RELEASE DATE: December 12, 2018
Bethany Saint-Smith is a singer-songwriter, a poet, an autobiographer, a mother, a survivor, a force of nature — and a piece of the Universe glowing brightly. Of her singing, The Supreme’s Susaye Greene said, “Bethany has the instincts of an aged American blues singer. There’s a tug in the heart when you hear her sing that grabs you and makes you wonder what she’s lived through. She reminds me of the earthy Odetta of 60’s Folk-rock fame, or of Nina Simone’s scathingly sophisticated perceptions of life.” Bethany and I sit down and discuss life and barriers and human relationships in what will hopefully just be one episode in a series of talks with this incredible artist. Follow her on bethanysaintsmith.wordpress.com and find her on Facebook and Twitter.
RELEASE DATE: November 28, 2018
Greg Sidnam is a fellow MFA in TVFT student at Cal State LA, a technician, a director, a former actor, and one of those people who gives meaning to the term “don’t judge a book by its cover.” When we first met in Fall 2017, we probably wanted to punch each other in the face a little bit. But the thing about listening to others is that you often learn that there are more similarities between us than anyone could imagine. This episode is about life’s journeys, the unexpected paths that this life of art will take you on, and how it’s never too late to make discoveries and open yourself up to new experiences. We also argue about how graphic novels are NOT (and are) comic books…because everyone should read Alison Bechdel’s graphic memoirs Fun Home and Are You My Mother?
DISCLAIMER! From 12:03 – 12:39, there is a high-pitched tone that comes on over the PA system in the room we were recording in.
RELEASE DATE: November 14, 2018 (day before my 36th birthday!)
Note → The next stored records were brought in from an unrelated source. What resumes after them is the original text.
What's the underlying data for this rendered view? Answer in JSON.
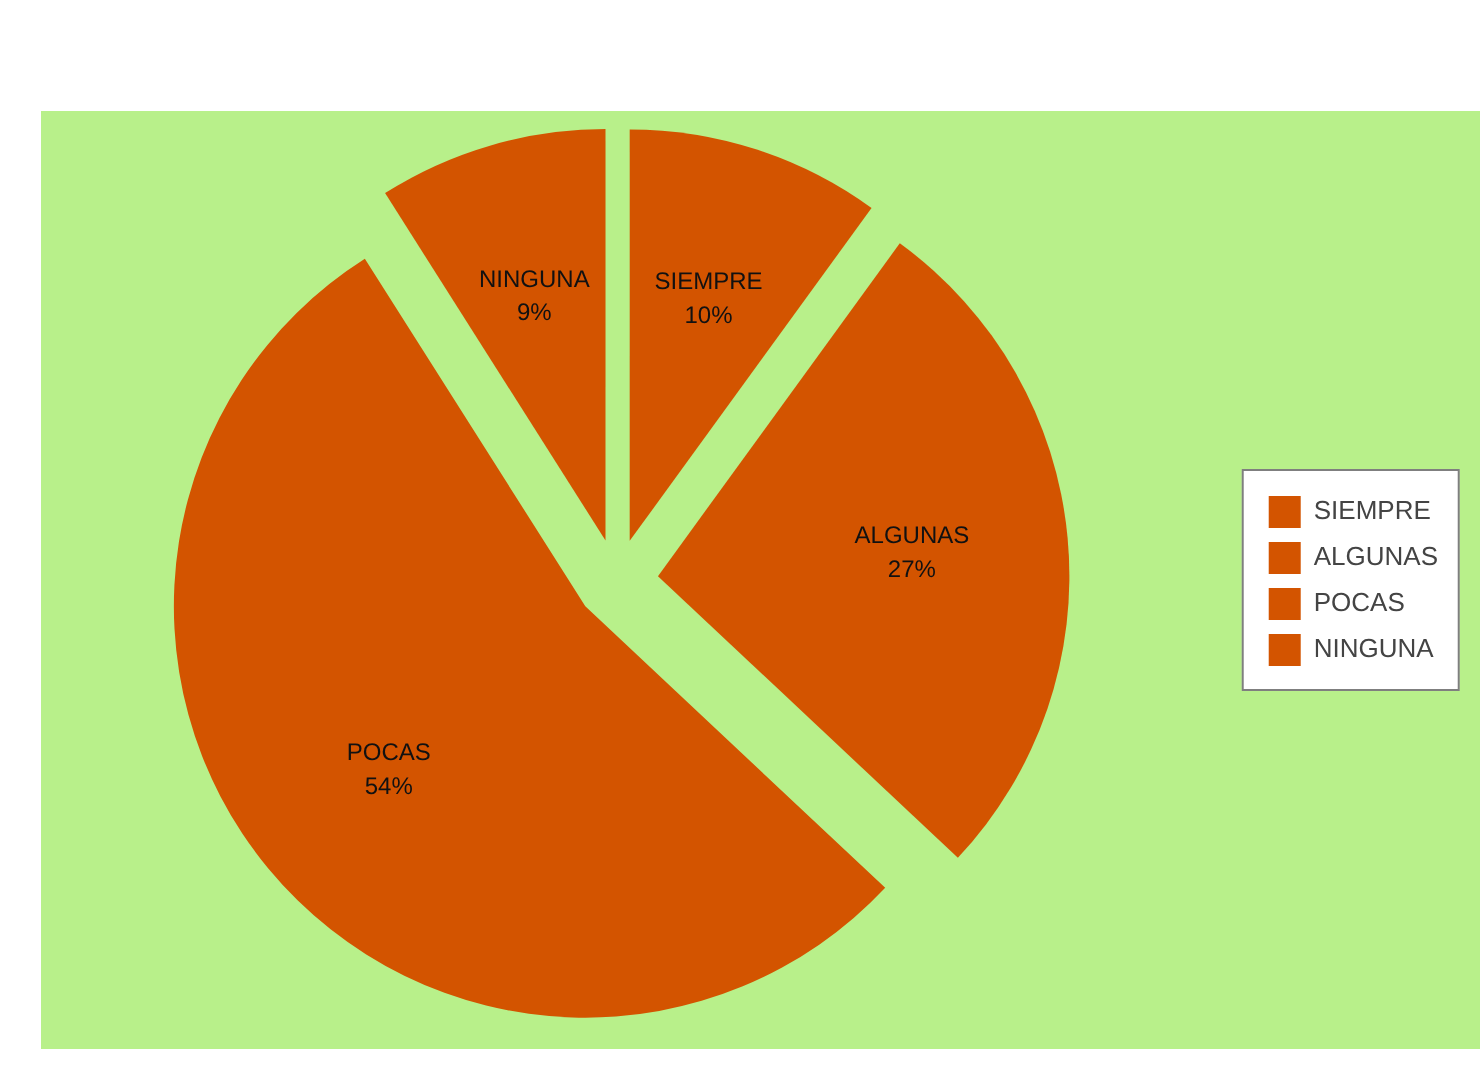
{
  "chart_data": {
    "type": "pie",
    "categories": [
      "SIEMPRE",
      "ALGUNAS",
      "POCAS",
      "NINGUNA"
    ],
    "values": [
      10,
      27,
      54,
      9
    ],
    "value_labels": [
      "10%",
      "27%",
      "54%",
      "9%"
    ],
    "colors": [
      "#d35400",
      "#d35400",
      "#d35400",
      "#d35400"
    ],
    "legend": "right"
  }
}
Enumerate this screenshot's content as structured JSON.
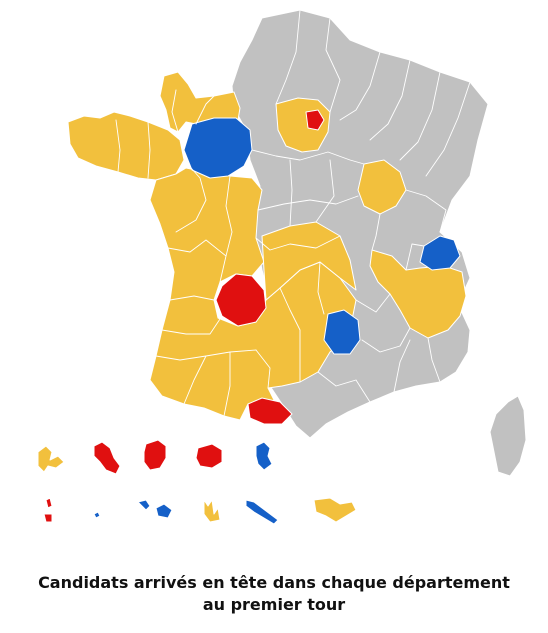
{
  "caption": {
    "line1": "Candidats arrivés en tête dans chaque département",
    "line2": "au premier tour"
  },
  "colors": {
    "yellow": "#f2c03d",
    "red": "#e01010",
    "blue": "#1560c8",
    "grey": "#c1c1c1"
  }
}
On this episode, I once again sit down with Jeremiah Ripley, a fellow MFA Actor at Cal State LA, and this time we dig deep into matters of queer identity, politics, acceptance, awareness, representation, and more. Progress was made in the midterm elections, but our world still has work to do — and some of that work starts by letting ourselves and one another shine, just like mama Marianne Williamson taught us.
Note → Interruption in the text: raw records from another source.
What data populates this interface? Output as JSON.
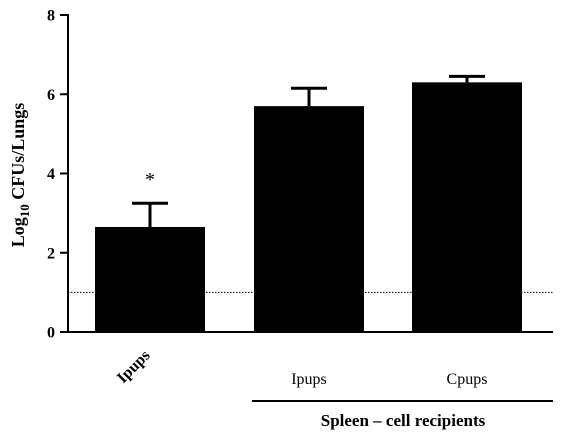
{
  "chart_data": {
    "type": "bar",
    "title": "",
    "ylabel_base": "Log",
    "ylabel_subscript": "10",
    "ylabel_rest": " CFUs/Lungs",
    "xlabel": "",
    "ylim": [
      0,
      8
    ],
    "yticks": [
      0,
      2,
      4,
      6,
      8
    ],
    "ytick_labels": [
      "0",
      "2",
      "4",
      "6",
      "8"
    ],
    "categories": [
      "Ipups",
      "Ipups",
      "Cpups"
    ],
    "values": [
      2.65,
      5.7,
      6.3
    ],
    "error": [
      0.6,
      0.45,
      0.15
    ],
    "annotations": [
      "*",
      "",
      ""
    ],
    "bar_color": "#000000",
    "detection_limit": 1.0,
    "group_label": "Spleen – cell recipients",
    "grid": false,
    "legend": "none"
  }
}
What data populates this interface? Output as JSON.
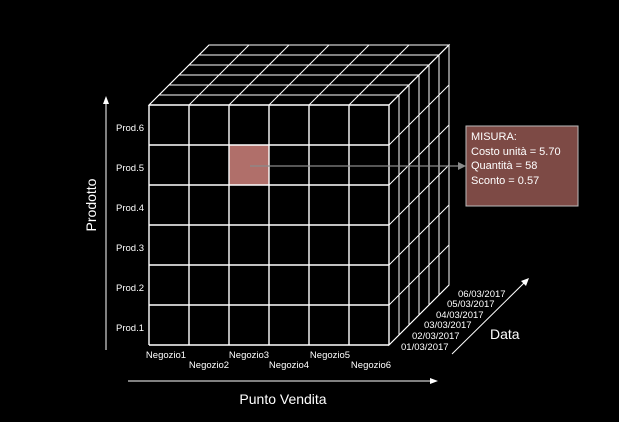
{
  "products": [
    "Prod.1",
    "Prod.2",
    "Prod.3",
    "Prod.4",
    "Prod.5",
    "Prod.6"
  ],
  "stores": [
    "Negozio1",
    "Negozio2",
    "Negozio3",
    "Negozio4",
    "Negozio5",
    "Negozio6"
  ],
  "dates": [
    "01/03/2017",
    "02/03/2017",
    "03/03/2017",
    "04/03/2017",
    "05/03/2017",
    "06/03/2017"
  ],
  "axes": {
    "vertical": "Prodotto",
    "horizontal": "Punto Vendita",
    "depth": "Data"
  },
  "highlight": {
    "product": "Prod.5",
    "store": "Negozio3",
    "color": "#b06f6a"
  },
  "measure": {
    "title": "MISURA:",
    "lines": [
      "Costo unità = 5.70",
      "Quantità = 58",
      "Sconto = 0.57"
    ],
    "fill": "#7d4a45"
  }
}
RELEASE DATE: October 31, 2018
…aaaaand we’re back from Unexpected Hiatus Due to Life as an MFA Acting Student! The past few weeks have been tough ones, not just because of an intensely fulfilling school workload, but also because our country–our WORLD–is in a state of tremendous upheaval. Over the past two weekends, I was privileged to sit in the audience of two theatre pieces that resonated with me strongly, not only because of their own depth and breadth, but because of the intense connection and reflection on current events and current mindsets. Truly, these were reverential, sacred experiences, akin to the transcendent moments that occur in a church, temple, fellowship hall, mosque, or other places where people gather in faith. If you are in the LA area this weekend, you have a chance to partake of one of those experiences — Sarah Mantell’s “Everything That Never Happened” is in its final weekend of performances at Boston Court in Pasadena. GO SEE IT.
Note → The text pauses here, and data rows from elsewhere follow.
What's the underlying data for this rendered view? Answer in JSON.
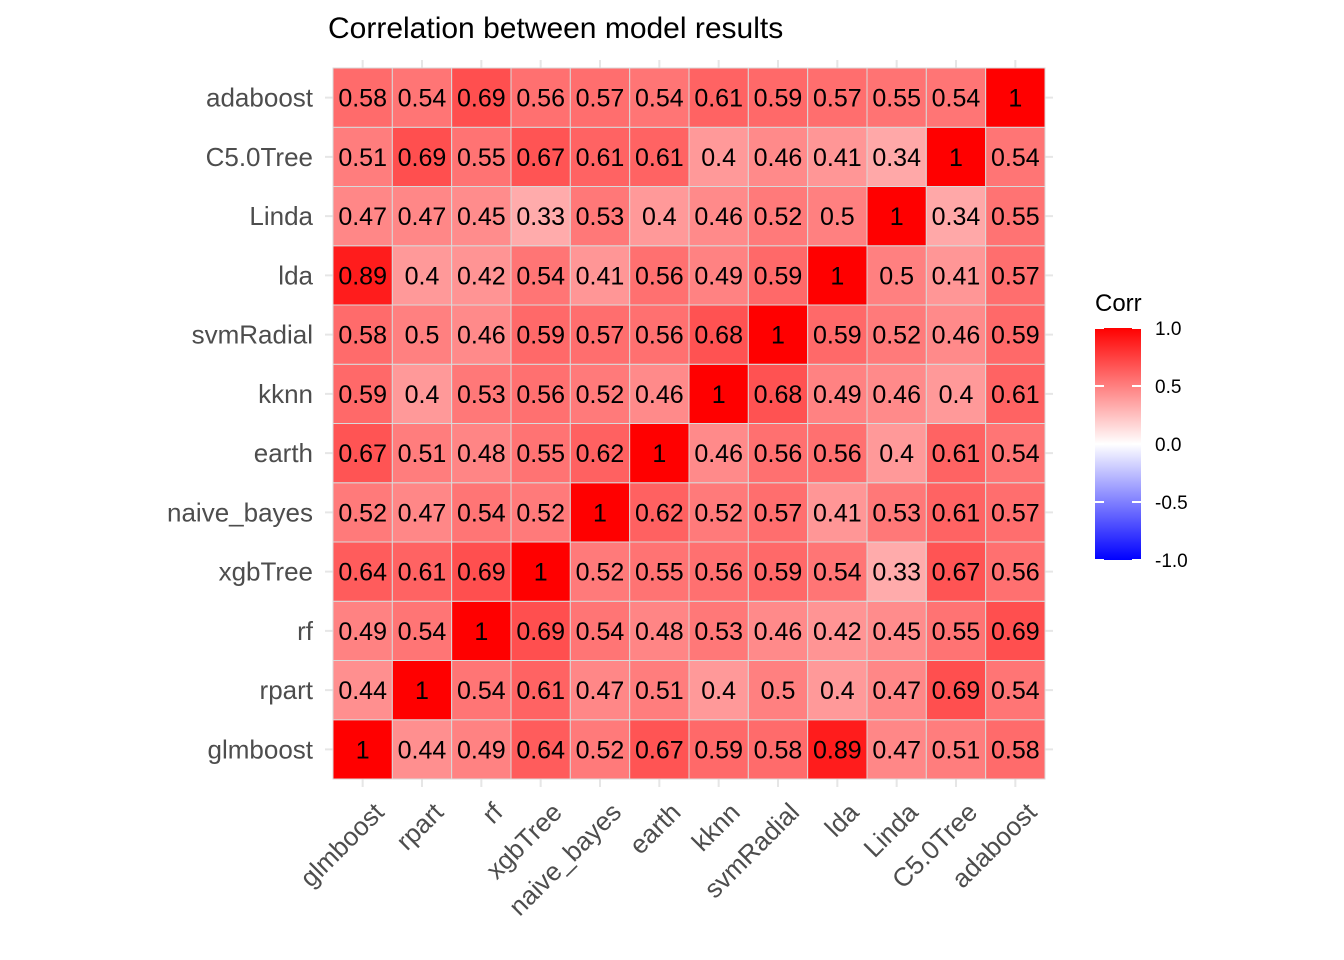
{
  "chart_data": {
    "type": "heatmap",
    "title": "Correlation between model results",
    "variables": [
      "glmboost",
      "rpart",
      "rf",
      "xgbTree",
      "naive_bayes",
      "earth",
      "kknn",
      "svmRadial",
      "lda",
      "Linda",
      "C5.0Tree",
      "adaboost"
    ],
    "matrix": [
      [
        1,
        0.44,
        0.49,
        0.64,
        0.52,
        0.67,
        0.59,
        0.58,
        0.89,
        0.47,
        0.51,
        0.58
      ],
      [
        0.44,
        1,
        0.54,
        0.61,
        0.47,
        0.51,
        0.4,
        0.5,
        0.4,
        0.47,
        0.69,
        0.54
      ],
      [
        0.49,
        0.54,
        1,
        0.69,
        0.54,
        0.48,
        0.53,
        0.46,
        0.42,
        0.45,
        0.55,
        0.69
      ],
      [
        0.64,
        0.61,
        0.69,
        1,
        0.52,
        0.55,
        0.56,
        0.59,
        0.54,
        0.33,
        0.67,
        0.56
      ],
      [
        0.52,
        0.47,
        0.54,
        0.52,
        1,
        0.62,
        0.52,
        0.57,
        0.41,
        0.53,
        0.61,
        0.57
      ],
      [
        0.67,
        0.51,
        0.48,
        0.55,
        0.62,
        1,
        0.46,
        0.56,
        0.56,
        0.4,
        0.61,
        0.54
      ],
      [
        0.59,
        0.4,
        0.53,
        0.56,
        0.52,
        0.46,
        1,
        0.68,
        0.49,
        0.46,
        0.4,
        0.61
      ],
      [
        0.58,
        0.5,
        0.46,
        0.59,
        0.57,
        0.56,
        0.68,
        1,
        0.59,
        0.52,
        0.46,
        0.59
      ],
      [
        0.89,
        0.4,
        0.42,
        0.54,
        0.41,
        0.56,
        0.49,
        0.59,
        1,
        0.5,
        0.41,
        0.57
      ],
      [
        0.47,
        0.47,
        0.45,
        0.33,
        0.53,
        0.4,
        0.46,
        0.52,
        0.5,
        1,
        0.34,
        0.55
      ],
      [
        0.51,
        0.69,
        0.55,
        0.67,
        0.61,
        0.61,
        0.4,
        0.46,
        0.41,
        0.34,
        1,
        0.54
      ],
      [
        0.58,
        0.54,
        0.69,
        0.56,
        0.57,
        0.54,
        0.61,
        0.59,
        0.57,
        0.55,
        0.54,
        1
      ]
    ],
    "labels": [
      [
        "1",
        "0.44",
        "0.49",
        "0.64",
        "0.52",
        "0.67",
        "0.59",
        "0.58",
        "0.89",
        "0.47",
        "0.51",
        "0.58"
      ],
      [
        "0.44",
        "1",
        "0.54",
        "0.61",
        "0.47",
        "0.51",
        "0.4",
        "0.5",
        "0.4",
        "0.47",
        "0.69",
        "0.54"
      ],
      [
        "0.49",
        "0.54",
        "1",
        "0.69",
        "0.54",
        "0.48",
        "0.53",
        "0.46",
        "0.42",
        "0.45",
        "0.55",
        "0.69"
      ],
      [
        "0.64",
        "0.61",
        "0.69",
        "1",
        "0.52",
        "0.55",
        "0.56",
        "0.59",
        "0.54",
        "0.33",
        "0.67",
        "0.56"
      ],
      [
        "0.52",
        "0.47",
        "0.54",
        "0.52",
        "1",
        "0.62",
        "0.52",
        "0.57",
        "0.41",
        "0.53",
        "0.61",
        "0.57"
      ],
      [
        "0.67",
        "0.51",
        "0.48",
        "0.55",
        "0.62",
        "1",
        "0.46",
        "0.56",
        "0.56",
        "0.4",
        "0.61",
        "0.54"
      ],
      [
        "0.59",
        "0.4",
        "0.53",
        "0.56",
        "0.52",
        "0.46",
        "1",
        "0.68",
        "0.49",
        "0.46",
        "0.4",
        "0.61"
      ],
      [
        "0.58",
        "0.5",
        "0.46",
        "0.59",
        "0.57",
        "0.56",
        "0.68",
        "1",
        "0.59",
        "0.52",
        "0.46",
        "0.59"
      ],
      [
        "0.89",
        "0.4",
        "0.42",
        "0.54",
        "0.41",
        "0.56",
        "0.49",
        "0.59",
        "1",
        "0.5",
        "0.41",
        "0.57"
      ],
      [
        "0.47",
        "0.47",
        "0.45",
        "0.33",
        "0.53",
        "0.4",
        "0.46",
        "0.52",
        "0.5",
        "1",
        "0.34",
        "0.55"
      ],
      [
        "0.51",
        "0.69",
        "0.55",
        "0.67",
        "0.61",
        "0.61",
        "0.4",
        "0.46",
        "0.41",
        "0.34",
        "1",
        "0.54"
      ],
      [
        "0.58",
        "0.54",
        "0.69",
        "0.56",
        "0.57",
        "0.54",
        "0.61",
        "0.59",
        "0.57",
        "0.55",
        "0.54",
        "1"
      ]
    ],
    "color_scale": {
      "limits": [
        -1,
        1
      ],
      "low": "#0000ff",
      "mid": "#ffffff",
      "high": "#ff0000"
    },
    "legend": {
      "title": "Corr",
      "ticks": [
        "1.0",
        "0.5",
        "0.0",
        "-0.5",
        "-1.0"
      ],
      "tick_values": [
        1,
        0.5,
        0,
        -0.5,
        -1
      ],
      "placement": "right"
    },
    "grid": true
  }
}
RELEASE DATE: October 3, 2018
TW: This week’s episode centers on the current national narrative surrounding Ford/Kavanaugh. This was not an easy podcast to record, and I understand if it’s not easy to listen to. I’m worn down and worn out by the crushing weight of anguish and anger, I’m tired of saying the same things year after year, I’m broken apart because every time a high profile abuse/assault case has come to light, more and more people I know are stepping forward with their own stories — men and women — so many, that it almost feels as though I may not know ANY woman who has not experienced sexual abuse/assault. And do you know what would (will) be even more heart-breaking than learning that all the women I know have been abused/assaulted? When I learn that, I will not be surprised for even one moment. Not because I don’t know good men, or because I hate men, but because of the history of our world, our justice system, and our legacy of victim-blaming, shaming, and demeaning. We need to do better. We need to raise ourselves and our children better. We need to do some soul searching as a species.
RELEASE DATE: September 19, 2018
“It takes a village to raise a child,” the old saying goes. In our modern world, we could easily replace “village” with community and the meaning would be largely the same. I’m so grateful to the community that I am a part of, because you all show me that there is empathy and generosity of spirit alive and well in the world. I see my community paying it forward and working together for ongoing growth and progress, and it’s heartening. …I mean, I still don’t know if I’ll ever bring a kid into the world, but I know that if I did, they’d be embraced by these awesome communities that I’m a part of.
RELEASE DATE: July 11, 2018
Hannah Gadsby’s show “Nanette” is available for streaming on Netflix and I highly, Highly, HIGHLY recommend it. It’s categorized as a comedy show, because Hannah has been working as a comedian for years, but this transcends comedy. This is a Truth in Storytelling master class, a raw and real and intensely human piece of work. It’s theatre and personal narrative and stand-up and it is so damn good. Life-changingly good, even.